Redacción: Fer Valdep
El Paquete Económico 2026, propuesto por la presidenta de México Claudia Sheinbaum, contempla un aumento histórico al Impuesto Especial sobre Producción y Servicios (IEPS) aplicado a las bebidas azucaradas. La cuota pasaría de 1.64 pesos por litro a 3.08 pesos por litro, es decir, casi un 100% más. Además, el gobierno proyecta recaudar poco más de 75,000 millones de pesos, un incremento estimado del 73.8% respecto a lo calculado este año. La medida, en principio, se plantea como una acción de salud pública frente a la obesidad y la diabetes.
Pero el debate revela una realidad más compleja. Para Diana Delgadillo, directora de operaciones en The Hunger Project México, el alza del impuesto ha tenido hasta ahora un impacto limitado en la reducción del consumo. Ella advierte que “en México no existe una política alimentaria integral que asegure el acceso al agua potable como derecho humano” y subraya que muchas familias eligen refresco porque es más barato o más accesible que agua segura.
Delgadillo recuerda además que recursos prometidos en 2014 para bebederos escolares y mejoras en acceso al agua nunca se destinaron como se anunció. También apunta la dimensión cultural del consumo. En zonas rurales el refresco funciona como símbolo de estatus y como moneda de cambio en festejos y autoridades comunitarias. “El consumidor mexicano no responde como el europeo”, concluye, en referencia a que aquí la decisión de compra está mediada por precariedades materiales y simbólicas.
Desde la visión indígena, el Dr.
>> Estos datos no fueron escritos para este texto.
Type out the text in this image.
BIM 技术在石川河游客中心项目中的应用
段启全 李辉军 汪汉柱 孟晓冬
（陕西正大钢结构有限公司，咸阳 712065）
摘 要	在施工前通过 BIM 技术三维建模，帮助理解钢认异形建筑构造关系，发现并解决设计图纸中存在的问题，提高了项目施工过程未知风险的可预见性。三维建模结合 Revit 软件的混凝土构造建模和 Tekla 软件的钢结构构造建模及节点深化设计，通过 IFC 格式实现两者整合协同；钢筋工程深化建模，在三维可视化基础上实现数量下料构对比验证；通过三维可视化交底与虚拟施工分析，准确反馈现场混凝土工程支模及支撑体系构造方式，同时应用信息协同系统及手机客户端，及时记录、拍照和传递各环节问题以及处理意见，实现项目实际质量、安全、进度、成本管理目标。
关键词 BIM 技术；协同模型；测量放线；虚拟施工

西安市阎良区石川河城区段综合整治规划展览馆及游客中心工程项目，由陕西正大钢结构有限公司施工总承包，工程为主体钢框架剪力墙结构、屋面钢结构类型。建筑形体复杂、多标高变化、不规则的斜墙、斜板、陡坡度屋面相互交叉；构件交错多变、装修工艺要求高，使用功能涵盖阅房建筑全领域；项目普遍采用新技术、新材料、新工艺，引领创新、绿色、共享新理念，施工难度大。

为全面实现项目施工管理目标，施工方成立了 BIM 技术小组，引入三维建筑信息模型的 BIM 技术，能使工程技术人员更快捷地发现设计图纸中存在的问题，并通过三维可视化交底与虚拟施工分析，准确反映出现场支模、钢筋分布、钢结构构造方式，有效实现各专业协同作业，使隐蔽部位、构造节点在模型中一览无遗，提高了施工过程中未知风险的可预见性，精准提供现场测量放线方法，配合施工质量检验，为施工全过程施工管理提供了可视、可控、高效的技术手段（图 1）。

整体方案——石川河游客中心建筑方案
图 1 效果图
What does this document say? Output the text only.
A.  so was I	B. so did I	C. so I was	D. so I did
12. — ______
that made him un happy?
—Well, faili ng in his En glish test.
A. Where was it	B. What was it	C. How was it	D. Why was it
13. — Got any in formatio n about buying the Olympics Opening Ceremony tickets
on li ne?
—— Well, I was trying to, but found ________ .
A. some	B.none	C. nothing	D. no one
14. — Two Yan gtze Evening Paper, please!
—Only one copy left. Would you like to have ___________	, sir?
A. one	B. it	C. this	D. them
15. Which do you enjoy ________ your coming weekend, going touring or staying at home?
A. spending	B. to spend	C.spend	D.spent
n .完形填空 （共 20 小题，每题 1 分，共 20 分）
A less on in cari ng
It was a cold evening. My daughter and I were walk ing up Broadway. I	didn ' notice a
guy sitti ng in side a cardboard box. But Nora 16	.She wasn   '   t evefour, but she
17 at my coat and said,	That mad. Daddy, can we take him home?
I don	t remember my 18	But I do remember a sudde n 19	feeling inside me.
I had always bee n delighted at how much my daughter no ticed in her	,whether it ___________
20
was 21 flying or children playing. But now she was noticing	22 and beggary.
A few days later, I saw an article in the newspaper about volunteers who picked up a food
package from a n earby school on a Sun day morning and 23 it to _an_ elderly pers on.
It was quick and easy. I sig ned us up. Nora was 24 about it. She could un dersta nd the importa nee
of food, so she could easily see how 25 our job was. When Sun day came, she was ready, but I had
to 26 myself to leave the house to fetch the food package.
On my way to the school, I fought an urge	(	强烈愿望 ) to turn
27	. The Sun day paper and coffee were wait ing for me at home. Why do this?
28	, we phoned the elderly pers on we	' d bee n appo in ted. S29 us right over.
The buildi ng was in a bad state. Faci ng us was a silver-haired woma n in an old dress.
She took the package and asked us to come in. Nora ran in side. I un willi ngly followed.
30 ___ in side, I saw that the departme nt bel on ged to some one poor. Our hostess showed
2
Omar Cruz, sociólogo originario de Xochistlahuaca, Guerrero, explica que el refresco no forma parte de las tradiciones originarias y que su presencia fue una imposición que terminó por integrarse a la vida comunitaria. Cita casos como el de la comunidad de San Juan Chamula, Chiapas, donde el consumo ha llegado a niveles extremos de hasta 850 litros por persona al año. Para los habitantes de esta localidad, la Coca-Cola se transformó en una bebida sagrada para los rituales. Ante esto, el Dr. Omar propone recuperar bebidas tradicionales como la chicha, hecha de maíz. Asimismo, Cruz añade que “mientras el Estado mexicano ha sido incapaz de garantizar agua potable, Coca-Cola y Sabritas llegan hasta el último rincón del país”.
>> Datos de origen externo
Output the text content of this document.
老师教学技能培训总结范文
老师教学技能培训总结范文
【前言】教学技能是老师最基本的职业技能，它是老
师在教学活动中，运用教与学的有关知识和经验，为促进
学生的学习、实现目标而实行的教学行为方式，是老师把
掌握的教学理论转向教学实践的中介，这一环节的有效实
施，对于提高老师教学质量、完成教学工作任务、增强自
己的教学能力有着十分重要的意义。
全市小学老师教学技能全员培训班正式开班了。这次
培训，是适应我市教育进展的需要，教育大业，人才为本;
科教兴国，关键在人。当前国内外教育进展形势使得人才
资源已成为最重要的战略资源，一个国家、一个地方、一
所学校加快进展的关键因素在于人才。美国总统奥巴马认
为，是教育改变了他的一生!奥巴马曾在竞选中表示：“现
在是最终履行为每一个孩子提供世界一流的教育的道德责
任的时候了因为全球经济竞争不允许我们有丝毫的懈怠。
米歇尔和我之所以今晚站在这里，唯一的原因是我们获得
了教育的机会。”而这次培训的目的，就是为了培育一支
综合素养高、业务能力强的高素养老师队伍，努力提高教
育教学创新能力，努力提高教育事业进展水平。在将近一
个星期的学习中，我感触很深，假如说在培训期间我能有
La industria responde con rechazo al aumento. Andrés Massieu Fernández, presidente ejecutivo de la Asociación Mexicana de Bebidas (MexBeb), calificó el incremento como “desproporcionado” y afirmó que será “un golpe económico sin efectos reales en la salud pública”. Massieu también advirtió que el gravamen afectará a comercios y a más de 1.2 millones de tienditas que dependen de esas ventas, y rechazó que el impuesto sea una solución suficiente ante problemas estructurales de salud.
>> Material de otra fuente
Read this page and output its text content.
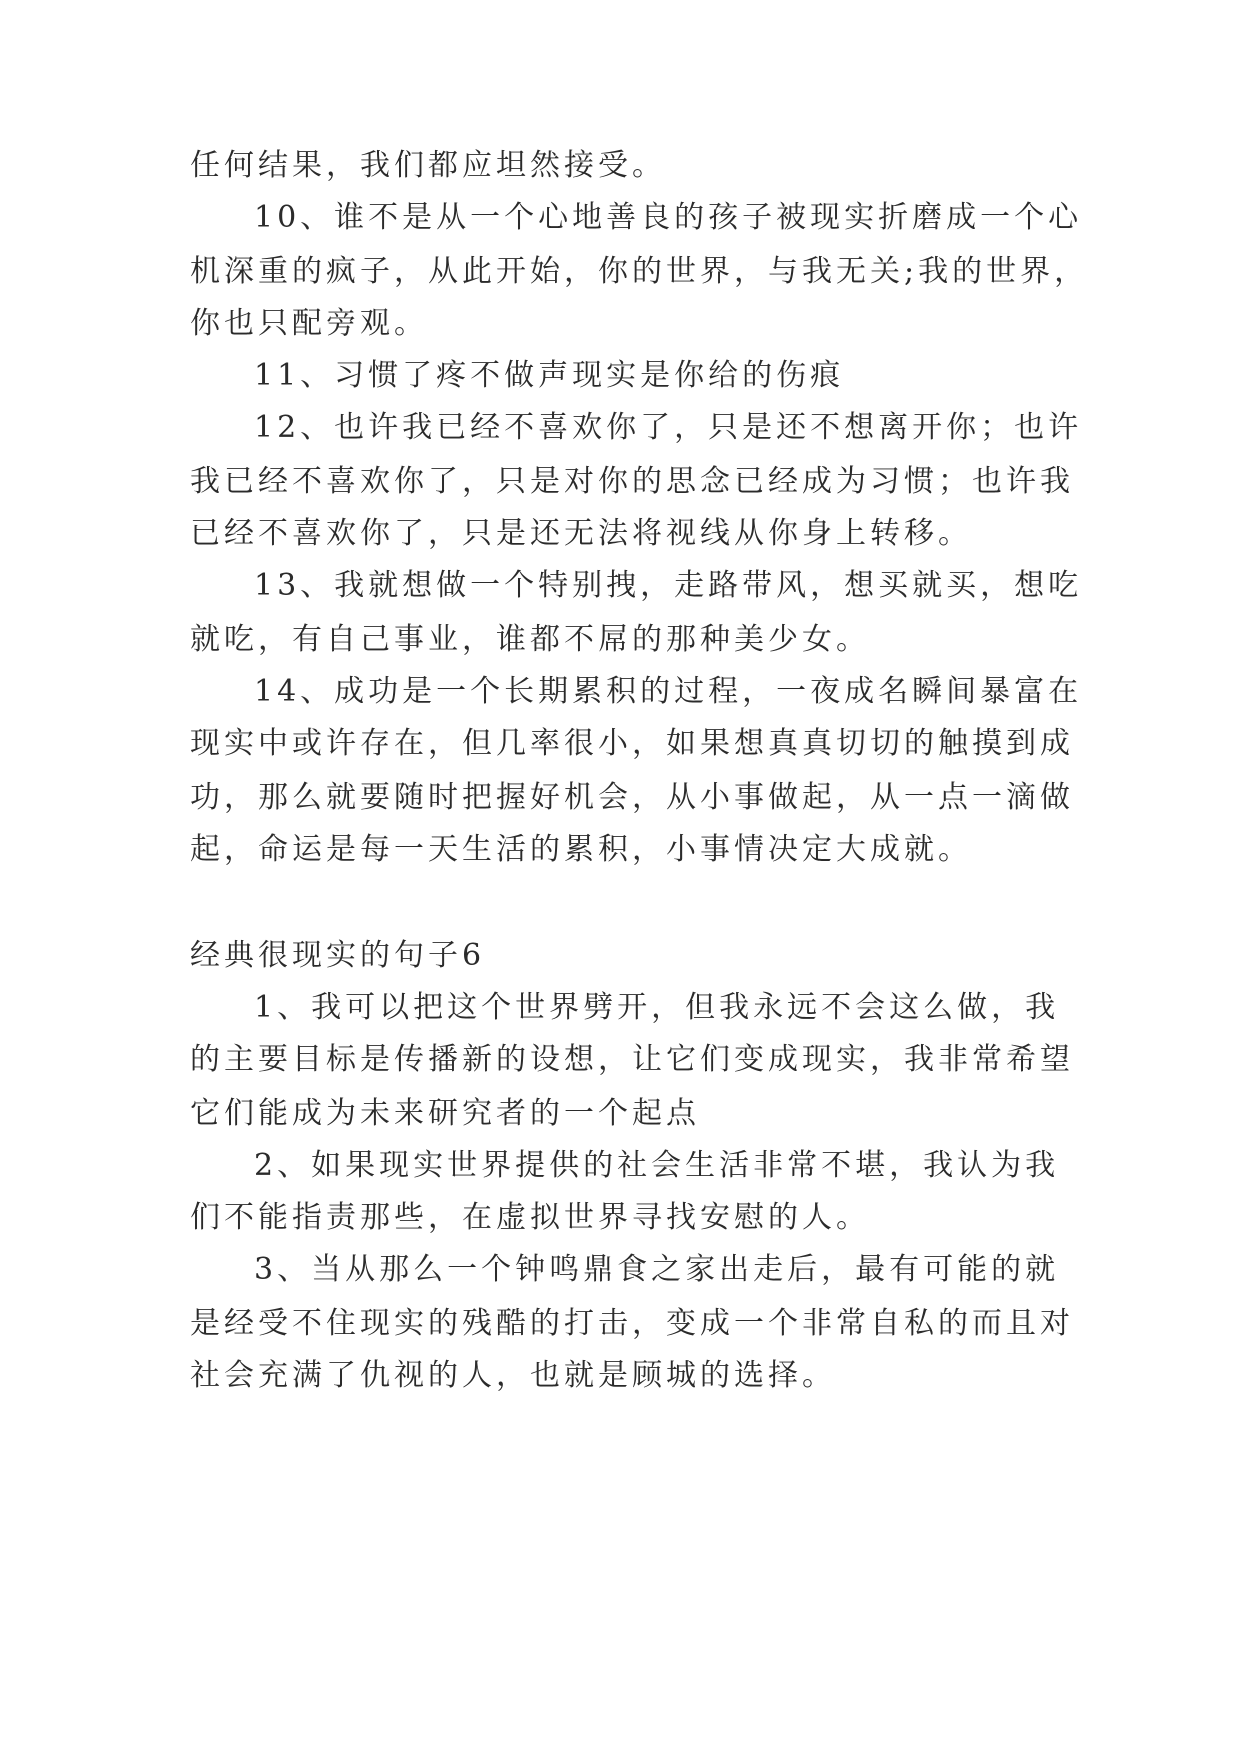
任何结果，我们都应坦然接受。
10、谁不是从一个心地善良的孩子被现实折磨成一个心
机深重的疯子，从此开始，你的世界，与我无关;我的世界，
你也只配旁观。
11、习惯了疼不做声现实是你给的伤痕
12、也许我已经不喜欢你了，只是还不想离开你；也许
我已经不喜欢你了，只是对你的思念已经成为习惯；也许我
已经不喜欢你了，只是还无法将视线从你身上转移。
13、我就想做一个特别拽，走路带风，想买就买，想吃
就吃，有自己事业，谁都不屌的那种美少女。
14、成功是一个长期累积的过程，一夜成名瞬间暴富在
现实中或许存在，但几率很小，如果想真真切切的触摸到成
功，那么就要随时把握好机会，从小事做起，从一点一滴做
起，命运是每一天生活的累积，小事情决定大成就。
经典很现实的句子6
1、我可以把这个世界劈开，但我永远不会这么做，我
的主要目标是传播新的设想，让它们变成现实，我非常希望
它们能成为未来研究者的一个起点
2、如果现实世界提供的社会生活非常不堪，我认为我
们不能指责那些，在虚拟世界寻找安慰的人。
3、当从那么一个钟鸣鼎食之家出走后，最有可能的就
是经受不住现实的残酷的打击，变成一个非常自私的而且对
社会充满了仇视的人，也就是顾城的选择。
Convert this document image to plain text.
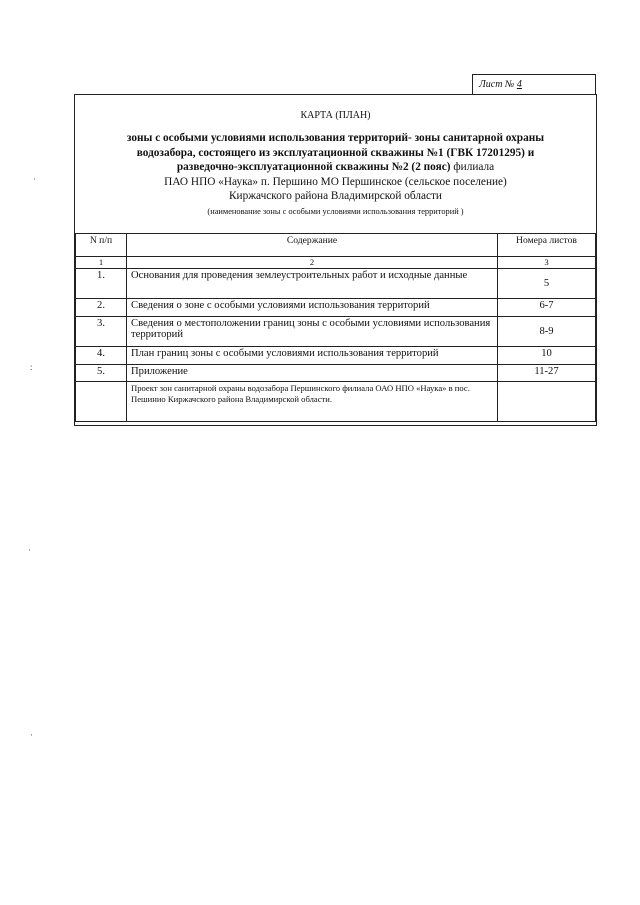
Лист № 4
КАРТА (ПЛАН)
зоны с особыми условиями использования территорий- зоны санитарной охраны
водозабора, состоящего из эксплуатационной скважины №1 (ГВК 17201295) и
разведочно-эксплуатационной скважины №2 (2 пояс) филиала
ПАО НПО «Наука» п. Першино МО Першинское (сельское поселение)
Киржачского района Владимирской области
(наименование зоны с особыми условиями использования территорий )
N п/п	Содержание	Номера листов
1	2	3
1.	Основания для проведения землеустроительных работ и исходные данные	5
2.	Сведения о зоне с особыми условиями использования территорий	6-7
3.	Сведения о местоположении границ зоны с особыми условиями использования территорий	8-9
4.	План границ зоны с особыми условиями использования территорий	10
5.	Приложение	11-27
	Проект зон санитарной охраны водозабора Першинского филиала ОАО НПО «Наука» в пос. Пешинио Киржачского района Владимирской области.	
·
:
·
·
En síntesis, para expertos sociales como Delgadillo y Cruz el problema de fondo no es sólo el precio del refresco, sino la falta de agua potable, la desigualdad y la forma en que la bebida se ha integrado a prácticas sociales. Para la industria, la medida es inequitativa y poco eficaz en términos sanitarios. El debate apunta a que un impuesto por sí solo difícilmente resolverá la problemática si no va acompañado de inversión real en infraestructura hídrica y políticas públicas que garanticen agua como derecho humano.